3. Acts 21:17 - Paul made this trip to Jerusalem at the end of his third missionary journey. We know that this was not the trip recorded in Galatians 2 because Barnabas was not traveling with Paul in Acts 21. Barnabas went to Jerusalem with Paul in the Galatians 2:1. But Barnabas was not with Paul in Acts 21, since he and Paul had parted ways in Acts 15:38-41. Also, Paul was thrown in prison for two years at the end of the Acts 21 visit, but he was not thrown in prison at the end of the Galatians 2 visit. So Acts 21:17 and Galatians 2:1-10 are not the same trip to Jerusalem.

That leaves us with Acts 15. Below are several commonalities between the Acts 15 and Galatians 2 accounts that let us know that they are indeed the same meeting.

1. In each account, the Jews had a doctrinal dispute with what Paul was teaching. See Acts 15:1-2 and Galatians 2:4-5.

2. In each account, Barnabas went with Paul to Jerusalem. See Acts 15:2 and Galatians 2:1.

3. In each account, the discussion was over whether the Gentiles should be required to keep the law of Moses. See Acts 15:1 and 15:5 and Galatians 2:3-4.

4. In each account, grace has to be contended for. See Acts 15:7-12 and Galatians 2:5.

5. In each account, Peter and James are both present. See Acts 15:7 and 15:13 and Galatians 2:9.

6. In each account, they come to an agreement that the Gentiles are not to be required to keep the law of Moses. See Acts 15:10 15:19 and Galatians 2:6-9.

With all other known visits to Jerusalem ruled out, and with all of the commonalities that there are between Acts 15 and Galatians 2, it seems quite conclusive that Acts 15 and Galatians 2 record the same meeting in Jerusalem.


Q: Why did Paul go to the synagogues first to share the gospel with the Jews, and then afterward go to the Gentiles?

A: It is true that in his journeys, Paul normally preached first to the Jews at the synagogue, and then went to the Gentiles second.
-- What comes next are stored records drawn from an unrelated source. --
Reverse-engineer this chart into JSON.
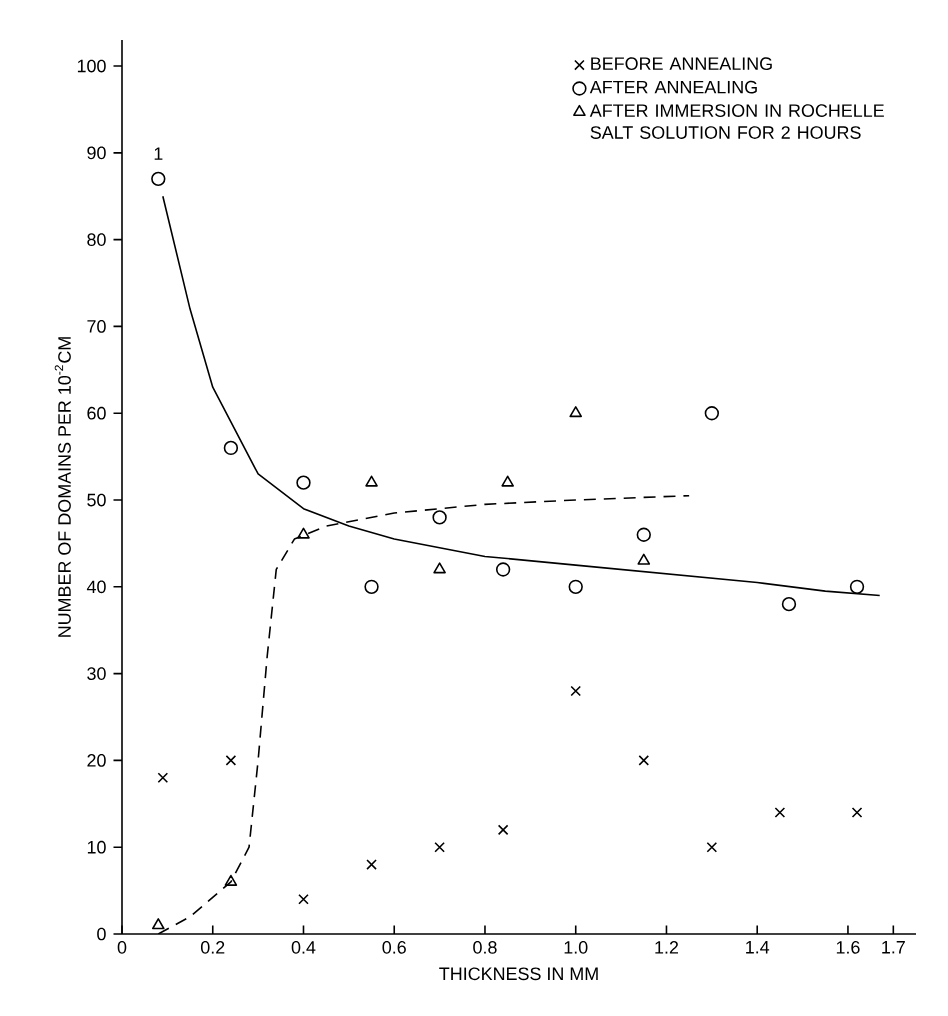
{
  "chart_data": {
    "type": "scatter",
    "xlabel": "THICKNESS IN MM",
    "ylabel": "NUMBER OF DOMAINS PER 10$^{-2}$CM",
    "xlim": [
      0,
      1.75
    ],
    "ylim": [
      0,
      103
    ],
    "xticks": [
      0,
      0.2,
      0.4,
      0.6,
      0.8,
      {
        "value": 1,
        "label": "1.0"
      },
      1.2,
      1.4,
      1.6,
      1.7
    ],
    "yticks": [
      0,
      10,
      20,
      30,
      40,
      50,
      60,
      70,
      80,
      90,
      100
    ],
    "grid": false,
    "legend": "top right",
    "annotations": [
      "1"
    ],
    "series": [
      {
        "name": "BEFORE ANNEALING",
        "color": "#000000",
        "marker": "cross",
        "x": [
          0.09,
          0.24,
          0.4,
          0.55,
          0.7,
          0.84,
          1.0,
          1.15,
          1.3,
          1.45,
          1.62
        ],
        "values": [
          18,
          20,
          4,
          8,
          10,
          12,
          28,
          20,
          10,
          14,
          14
        ]
      },
      {
        "name": "AFTER ANNEALING",
        "color": "#000000",
        "marker": "circle",
        "x": [
          0.08,
          0.24,
          0.4,
          0.55,
          0.7,
          0.84,
          1.0,
          1.15,
          1.3,
          1.47,
          1.62
        ],
        "values": [
          87,
          56,
          52,
          40,
          48,
          42,
          40,
          46,
          60,
          38,
          40
        ]
      },
      {
        "name": "AFTER IMMERSION IN ROCHELLE SALT SOLUTION FOR 2 HOURS",
        "color": "#000000",
        "marker": "triangle",
        "x": [
          0.08,
          0.24,
          0.4,
          0.55,
          0.7,
          0.85,
          1.0,
          1.15
        ],
        "values": [
          1,
          6,
          46,
          52,
          42,
          52,
          60,
          43
        ]
      },
      {
        "type": "line",
        "color": "#000000",
        "line_style": "solid",
        "marker": "none",
        "x": [
          0.09,
          0.15,
          0.2,
          0.3,
          0.4,
          0.5,
          0.6,
          0.8,
          1.0,
          1.2,
          1.4,
          1.55,
          1.67
        ],
        "values": [
          85,
          72,
          63,
          53,
          49,
          47,
          45.5,
          43.5,
          42.5,
          41.5,
          40.5,
          39.5,
          39
        ]
      },
      {
        "type": "line",
        "color": "#000000",
        "line_style": "dashed",
        "marker": "none",
        "x": [
          0.08,
          0.15,
          0.24,
          0.28,
          0.3,
          0.32,
          0.34,
          0.38,
          0.45,
          0.6,
          0.8,
          1.0,
          1.25
        ],
        "values": [
          0,
          2,
          6,
          10,
          20,
          32,
          42,
          45.5,
          47,
          48.5,
          49.5,
          50,
          50.5
        ]
      }
    ]
  }
}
We see this pattern in Acts 13:14-48, Acts 17:1-4, 17:15-18, Acts 18:4-8, and Acts 18:19. Paul's ministry was not to "Gentiles exclusively". He went to the Gentiles and the Jews that were scattered among the Gentiles. So it was to mostly Gentiles, but not exclusively, by any means.

Paul was being led by the Holy Spirit in his ministry, and probably was guided to present the gospel to the different groups in the order that he did. Not only that, but logically, it would make sense to preach to the Jews first. Try to consider the mindset of Jews in the first century. With the old testament as their backdrop, they saw themselves as God's covenant people and the Gentiles as unclean, pagan dogs. The Jews would not eat with Gentiles nor go into their homes. Once some Jews, in a particular Gentile city, came to believe Paul's gospel, Paul could then extend the ministry to the Gentiles. But if Paul were to convert hundreds of Gentiles in that city first, then the Jews in that city would begin to perceive Paul's message as a religion of the unclean pagan dogs, before the Jews had even been presented with the grace gospel. Thus, they would probably be more likely to reject Paul's message, than if Paul had gone to the Jews first. By going to the Jews first Paul was able to show them (and convince many) that his gospel message was from the same God that led Israel out of Egypt, gave Israel the Law of Moses, and established Israel as a nation.